Importance: It is unclear whether effective population-wide interventions that reduce risk factors and improve health result in sustained benefits to a community's health. If benefits do persist after a program is ended, interventions could be brief rather than maintained long term. Objective: To measure mortality and smoking rates in a rural community over decades before, during, and after prevention program reductions. Design, Setting, and Participants: This cross-sectional study compared smoking and mortality rates in a rural Maine county with other Maine counties over time by 5-year intervals. Multiple changes occurred between 2001 and 2015 in the physiological and behavioral risk factor reduction programs offered in the county. They included reductions in leadership, staff, institutional resources, data monitoring, and the programs themselves. Data were analyzed from May 2018 to March 2019. Intervention: Previous multifaceted interventions and outcome monitoring were withdrawn or diminished in the past decade. Main Outcomes and Measures: Smoking and age-adjusted mortality rates vs household income. Results: Reduced mortality rates in Franklin County in 1986 to 2005 reverted to those predicted by household incomes, relative to other Maine counties, by 2006 to 2015 (1986-1990 T score = -2.86 [P = .01] and 2001-2005 T score = -3.00 [P = .01] to 2006 to 2010 T score = -0.43 [P = .67] and 2011-2015 T score = -0.72 [P = .48]). Analysis of County Health Rankings data from 2010 to 2018 also showed that Franklin County's outcomes have reverted to no better than predicted by socioeconomic status. The county's T scores increased from -3.62 (P = .003) in 2010 to -0.41 (P = .69) in 2015 to 0.13 (P = .90) in 2018. Statewide association of income with mortality by analyses of variance showed that the R2 values have increased from the decades preceding 2000 (1976-1980, R2 = 0.21; P = .08; 1986-1990, R2 = 0.32; P = .02) to 2006 to 2010 (R2 = 0.73; P < .001) and 2011 to 2015 (R2 = 0.70; P < .001).
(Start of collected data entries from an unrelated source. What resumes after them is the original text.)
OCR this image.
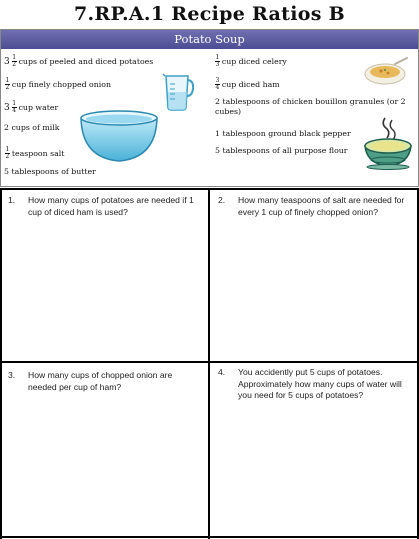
7.RP.A.1 Recipe Ratios B
Potato Soup
$3 \frac{1}{2}$ cups of peeled and diced potatoes
$\frac{1}{2}$ cup finely chopped onion
$3 \frac{1}{4}$ cup water
2 cups of milk
$\frac{1}{2}$ teaspoon salt
5 tablespoons of butter
$\frac{1}{3}$ cup diced celery
$\frac{3}{4}$ cup diced ham
2 tablespoons of chicken bouillon granules (or 2 cubes)
1 tablespoon ground black pepper
5 tablespoons of all purpose flour
1. How many cups of potatoes are needed if 1 cup of diced ham is used?
2. How many teaspoons of salt are needed for every 1 cup of finely chopped onion?
3. How many cups of chopped onion are needed per cup of ham?
4. You accidently put 5 cups of potatoes. Approximately how many cups of water will you need for 5 cups of potatoes?
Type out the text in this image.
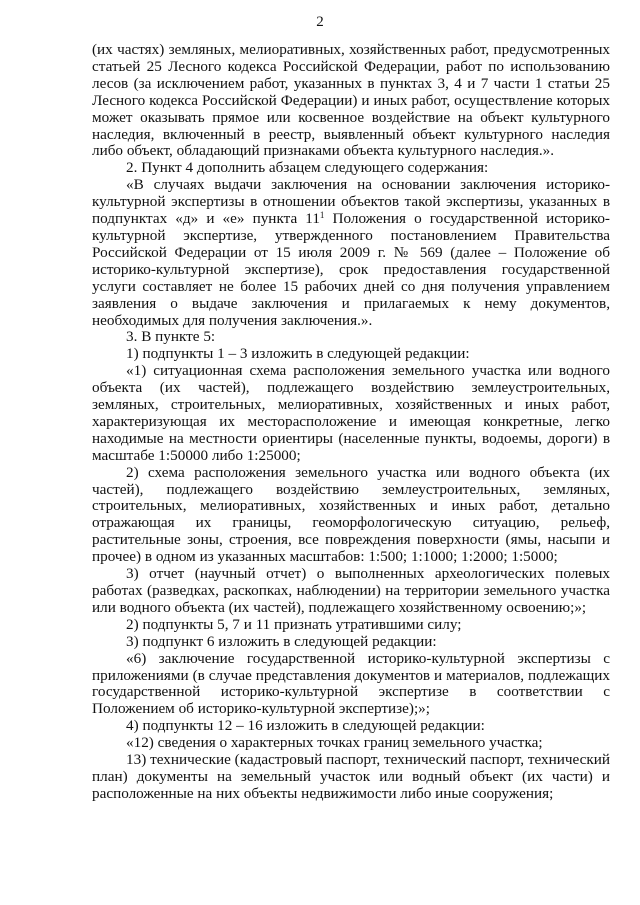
2

(их частях) земляных, мелиоративных, хозяйственных работ, предусмотренных статьей 25 Лесного кодекса Российской Федерации, работ по использованию лесов (за исключением работ, указанных в пунктах 3, 4 и 7 части 1 статьи 25 Лесного кодекса Российской Федерации) и иных работ, осуществление которых может оказывать прямое или косвенное воздействие на объект культурного наследия, включенный в реестр, выявленный объект культурного наследия либо объект, обладающий признаками объекта культурного наследия.».

2. Пункт 4 дополнить абзацем следующего содержания:

«В случаях выдачи заключения на основании заключения историко-культурной экспертизы в отношении объектов такой экспертизы, указанных в подпунктах «д» и «е» пункта $11^1$ Положения о государственной историко-культурной экспертизе, утвержденного постановлением Правительства Российской Федерации от 15 июля 2009 г. № 569 (далее – Положение об историко-культурной экспертизе), срок предоставления государственной услуги составляет не более 15 рабочих дней со дня получения управлением заявления о выдаче заключения и прилагаемых к нему документов, необходимых для получения заключения.».

3. В пункте 5:

1) подпункты 1 – 3 изложить в следующей редакции:

«1) ситуационная схема расположения земельного участка или водного объекта (их частей), подлежащего воздействию землеустроительных, земляных, строительных, мелиоративных, хозяйственных и иных работ, характеризующая их месторасположение и имеющая конкретные, легко находимые на местности ориентиры (населенные пункты, водоемы, дороги) в масштабе 1:50000 либо 1:25000;

2) схема расположения земельного участка или водного объекта (их частей), подлежащего воздействию землеустроительных, земляных, строительных, мелиоративных, хозяйственных и иных работ, детально отражающая их границы, геоморфологическую ситуацию, рельеф, растительные зоны, строения, все повреждения поверхности (ямы, насыпи и прочее) в одном из указанных масштабов: 1:500; 1:1000; 1:2000; 1:5000;

3) отчет (научный отчет) о выполненных археологических полевых работах (разведках, раскопках, наблюдении) на территории земельного участка или водного объекта (их частей), подлежащего хозяйственному освоению;»;

2) подпункты 5, 7 и 11 признать утратившими силу;

3) подпункт 6 изложить в следующей редакции:

«6) заключение государственной историко-культурной экспертизы с приложениями (в случае представления документов и материалов, подлежащих государственной историко-культурной экспертизе в соответствии с Положением об историко-культурной экспертизе);»;

4) подпункты 12 – 16 изложить в следующей редакции:

«12) сведения о характерных точках границ земельного участка;

13) технические (кадастровый паспорт, технический паспорт, технический план) документы на земельный участок или водный объект (их части) и расположенные на них объекты недвижимости либо иные сооружения;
Conclusions and Relevance: This study suggests that gains associated with population health interventions may be lost when the interventions are reduced. Adjusting outcome measures for socioeconomic status may allow quicker and more sensitive monitoring of intervention adequacy and success. The increasing trend of age-adjusted mortality in Maine and nationally to correlate inversely with incomes may warrant further community interventions, especially for poorer populations.